Quando se aborda a questão do mercado de transferências, para mim essencial na avaliação de Schmidt nesta segunda temporada, há duas ideias que não podem entrar em conflito: a política do clube e a ideia de jogo. Se um emblema tem de contratar para maturar e vender, irá naturalmente à procura de talento rentável, que pode não ser aquele mais enquadrável no modelo. Se não o for, fica desde logo com menor potencial de rentabilização. Enzo Fernández funcionou porque tinha as características certas para o que o técnico pretendia. Ou seja, mais do que comprar por comprar, o Benfica terá sempre de ser mais seletivo para encontrar o melhor dos dois mundos.

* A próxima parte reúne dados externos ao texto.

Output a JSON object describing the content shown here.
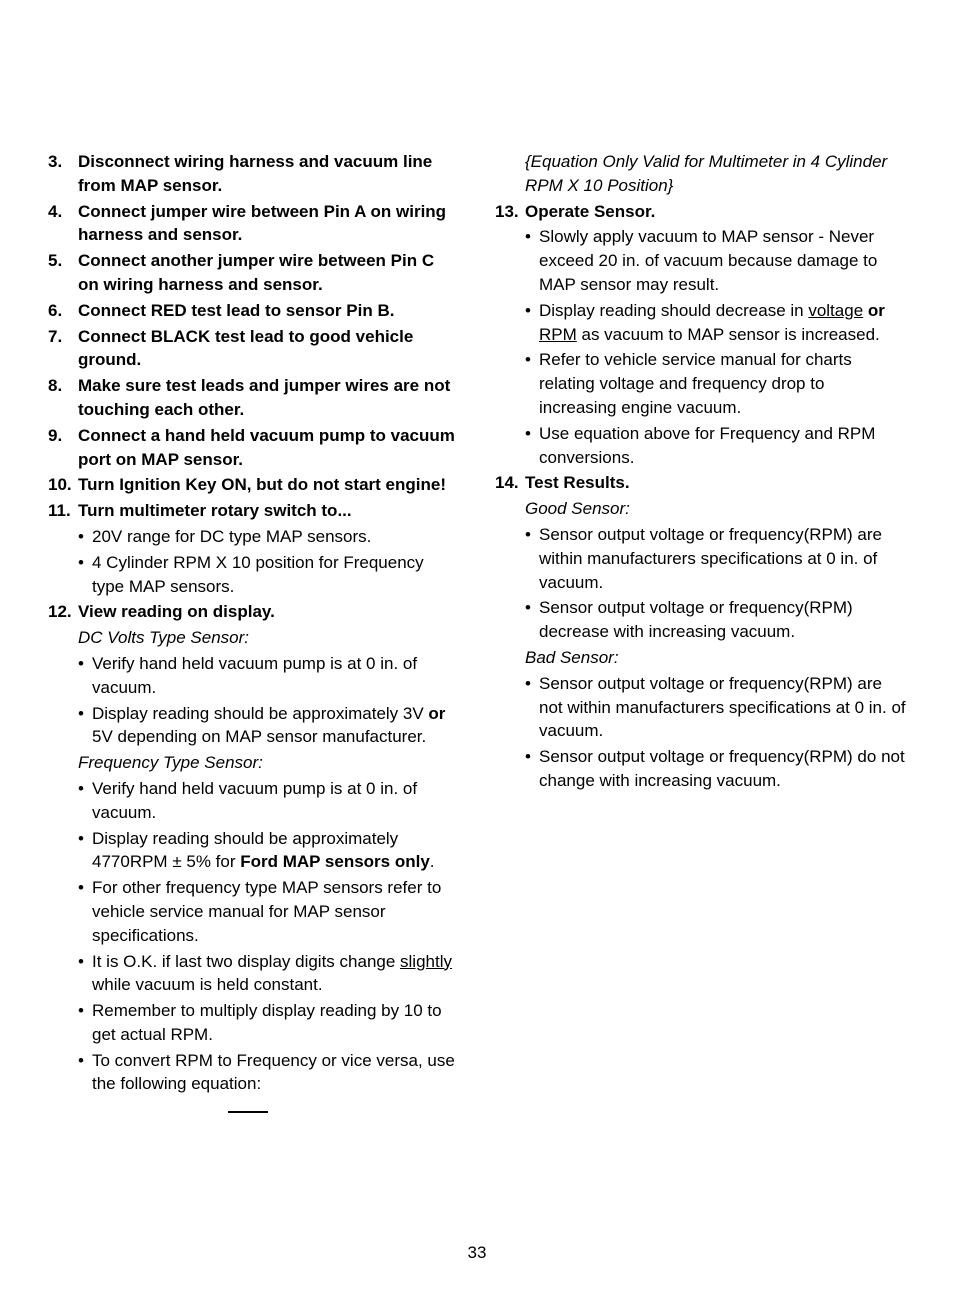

Depois, um clube não pode ficar à deriva quando um alvo falha. Não se passa de Kerkez para Renan Lodi e se tropeça em Jurásek, para a seguir se adaptar Morato, emprestar o checo e ir buscar Carreras, quando, por fim, acaba aí a jogar Aursnes. Onde entra aqui o scouting, a estrutura do futebol e o próprio presidente?
Ao contrário do que os adeptos pensam e do que o próprio entende sobre o que estes devem pensar de si, Rui Costa não tem de perceber de futebol. Tem, sim, de tomar as decisões certas. Rodear-se de uma equipa que o ajude a fazê-lo, a fim de que dê sempre os tiros mais acertados. Se o treinador falhou, cabe-lhe perceber porquê. Se as contratações não resultaram também. Se há uma onda de ruído a crescer à volta da equipa meses depois da festa no Marquês necessita combatê-la, para que esta tenha a tranquilidade necessária para jogar na sua plenitude. Se não sabe o que dizer, deve procurar aconselhar-se. Hoje, a comunicação é tudo. Ou quase.

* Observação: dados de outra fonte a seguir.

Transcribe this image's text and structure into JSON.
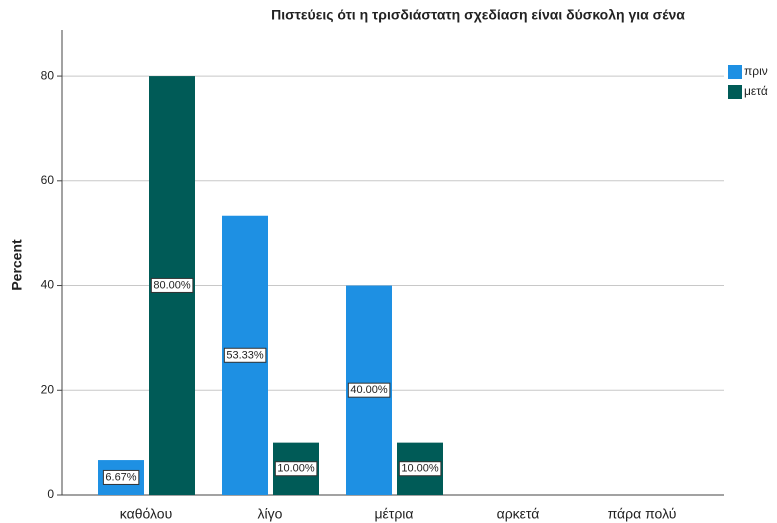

O que tem acontecido à volta de Schmidt esta época é intolerável, sejam ou não as críticas justas. E só atingiu este ponto porque nada tem sido feito. O incêndio continua ativo e não há quem pegue no extintor. E isso, para mim, é falta de liderança.
Rui Costa deixou que a sua grande aposta fosse ardendo sem ter ninguém óbvio para o substituir. E basta olhar para os nomes até aqui sussurrados para percebê-lo. Qualquer decisão que agora tomar, daqui a quatro jogos, como parece querer fazer, será sempre má. Tão má, que o mal menor será o alemão, em carne viva, continuar. Porque a multidão só se calará, talvez, com uma impensável nova renovação.
É que há algo que todos se parecem estar a esquecer na Luz. Roger Schmidt não só é um nome conhecido - basta olhar para o que pensam dele lá fora -, como quem vier para lhe suceder já naturalmente saberá também com o que pode contar por parte desta direção de Rui Costa."